In the blink of an eye the light is gone. The golden fingers of god have disappeared. The bed is nowhere to be found. No more fruit. No more silk.
No more Kristen.
I am back in my apartment, lying on my back, staring up at the Martian ceiling. I am alone. I am cold. And I am afraid that I have lost something . . . twice.
I sit up in my bed, searching for answers in the darkness. But there are no answers to be found here. The book won’t help me. The spooks won’t guide me. Ricky can’t advise me, and Ms. Josephine can’t enlighten me. I have to figure this all out by myself.
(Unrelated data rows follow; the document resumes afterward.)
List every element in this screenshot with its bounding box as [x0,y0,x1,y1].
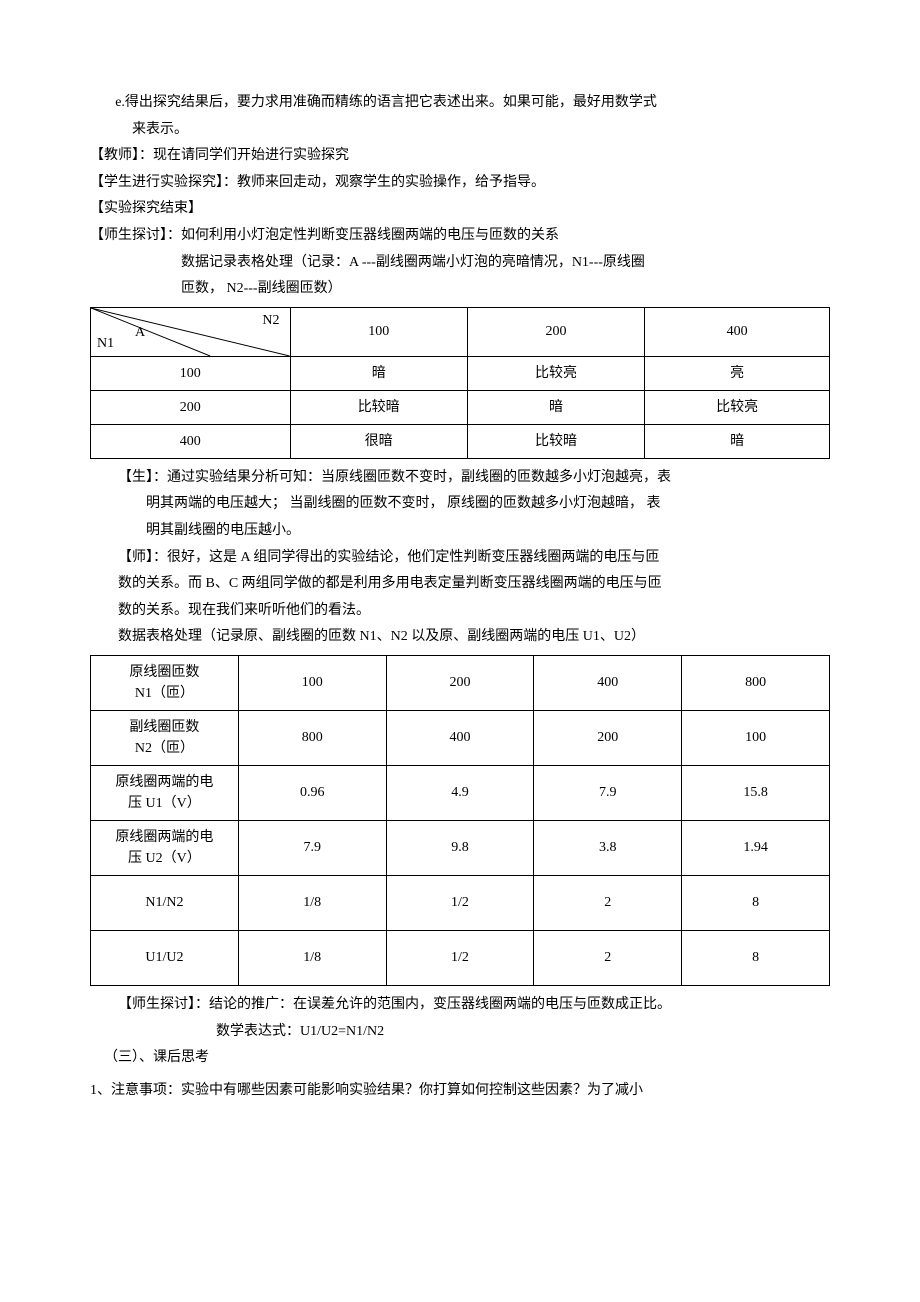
t1-col-header: 200 [467,307,644,356]
shi-line3: 数的关系。现在我们来听听他们的看法。 [90,598,830,625]
t2-row-label: 原线圈两端的电压 U2（V） [91,820,239,875]
t2-row-label: 原线圈匝数N1（匝） [91,655,239,710]
question1: 1、注意事项：实验中有哪些因素可能影响实验结果？你打算如何控制这些因素？为了减小 [90,1078,830,1105]
t2-cell: 1/8 [238,930,386,985]
t2-cell: 1.94 [682,820,830,875]
t2-cell: 100 [682,710,830,765]
t2-cell: 400 [386,710,534,765]
diag-header-cell: N2 A N1 [91,307,291,356]
table-brightness: N2 A N1 100 200 400 100 暗 比较亮 亮 200 比较暗 … [90,307,830,459]
t1-cell: 暗 [645,424,830,458]
t2-cell: 200 [534,710,682,765]
t1-row-label: 200 [91,390,291,424]
data-desc: 数据表格处理（记录原、副线圈的匝数 N1、N2 以及原、副线圈两端的电压 U1、… [90,624,830,651]
t1-cell: 比较亮 [645,390,830,424]
diag-label-n1: N1 [97,333,114,354]
t1-col-header: 400 [645,307,830,356]
t1-cell: 亮 [645,356,830,390]
t1-cell: 比较暗 [467,424,644,458]
t1-cell: 比较暗 [290,390,467,424]
teacher-line: 【教师】：现在请同学们开始进行实验探究 [90,143,830,170]
shi-line1: 【师】：很好，这是 A 组同学得出的实验结论，他们定性判断变压器线圈两端的电压与… [90,545,830,572]
conclusion-line: 【师生探讨】：结论的推广：在误差允许的范围内，变压器线圈两端的电压与匝数成正比。 [90,992,830,1019]
t2-cell: 8 [682,875,830,930]
t2-cell: 2 [534,930,682,985]
formula-line: 数学表达式：U1/U2=N1/N2 [90,1019,830,1046]
t1-cell: 暗 [290,356,467,390]
t2-cell: 100 [238,655,386,710]
t2-cell: 2 [534,875,682,930]
t2-cell: 800 [238,710,386,765]
discuss-line: 【师生探讨】：如何利用小灯泡定性判断变压器线圈两端的电压与匝数的关系 [90,223,830,250]
t2-row-label: 副线圈匝数N2（匝） [91,710,239,765]
diag-label-a: A [135,322,145,343]
t2-cell: 8 [682,930,830,985]
table-measurement: 原线圈匝数N1（匝） 100 200 400 800 副线圈匝数N2（匝） 80… [90,655,830,986]
sheng-line2: 明其两端的电压越大； 当副线圈的匝数不变时， 原线圈的匝数越多小灯泡越暗， 表 [90,491,830,518]
record-line1: 数据记录表格处理（记录：A ---副线圈两端小灯泡的亮暗情况，N1---原线圈 [90,250,830,277]
shi-line2: 数的关系。而 B、C 两组同学做的都是利用多用电表定量判断变压器线圈两端的电压与… [90,571,830,598]
sheng-line1: 【生】：通过实验结果分析可知：当原线圈匝数不变时，副线圈的匝数越多小灯泡越亮，表 [90,465,830,492]
diag-label-n2: N2 [262,310,279,331]
t2-cell: 3.8 [534,820,682,875]
t2-cell: 400 [534,655,682,710]
student-explore-line: 【学生进行实验探究】：教师来回走动，观察学生的实验操作，给予指导。 [90,170,830,197]
t2-cell: 4.9 [386,765,534,820]
t2-cell: 1/8 [238,875,386,930]
point-e-line1: e.得出探究结果后，要力求用准确而精练的语言把它表述出来。如果可能，最好用数学式 [90,90,830,117]
t2-cell: 7.9 [238,820,386,875]
t1-row-label: 400 [91,424,291,458]
t2-cell: 800 [682,655,830,710]
point-e-line2: 来表示。 [90,117,830,144]
t2-cell: 9.8 [386,820,534,875]
t2-cell: 0.96 [238,765,386,820]
record-line2: 匝数， N2---副线圈匝数） [90,276,830,303]
t1-row-label: 100 [91,356,291,390]
t1-cell: 比较亮 [467,356,644,390]
t2-cell: 200 [386,655,534,710]
t2-row-label: U1/U2 [91,930,239,985]
t2-row-label: N1/N2 [91,875,239,930]
t1-cell: 很暗 [290,424,467,458]
t2-cell: 1/2 [386,875,534,930]
t1-cell: 暗 [467,390,644,424]
t2-cell: 15.8 [682,765,830,820]
t2-cell: 1/2 [386,930,534,985]
section3-title: （三）、课后思考 [90,1045,830,1072]
t2-row-label: 原线圈两端的电压 U1（V） [91,765,239,820]
t1-col-header: 100 [290,307,467,356]
explore-end-line: 【实验探究结束】 [90,196,830,223]
sheng-line3: 明其副线圈的电压越小。 [90,518,830,545]
t2-cell: 7.9 [534,765,682,820]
Am I my dreams of gold and love and perfection?
Am I my cold, dreary apartment?
Am I a man who is waiting to die, or a hero waiting to be reborn?
I need to find out what the hell is going on in my mind. I must figure out if I can help Kristen and Rupert, and all of those other lost souls. And if I can’t, then I need to make an even more penetrating decision. If I cannot be the saint they expect, the savior they are counting on . . . then I must either live or die.
What I cannot do, though, is both. I will live among the people in this world, or I will crossover, and never return. I belong somewhere . . . but this . . . this isn’t right. To be alive waiting to die—even if only for a couple of minutes a day—that is not a life at all. I might as well be dead.
And without her . . . I may already be.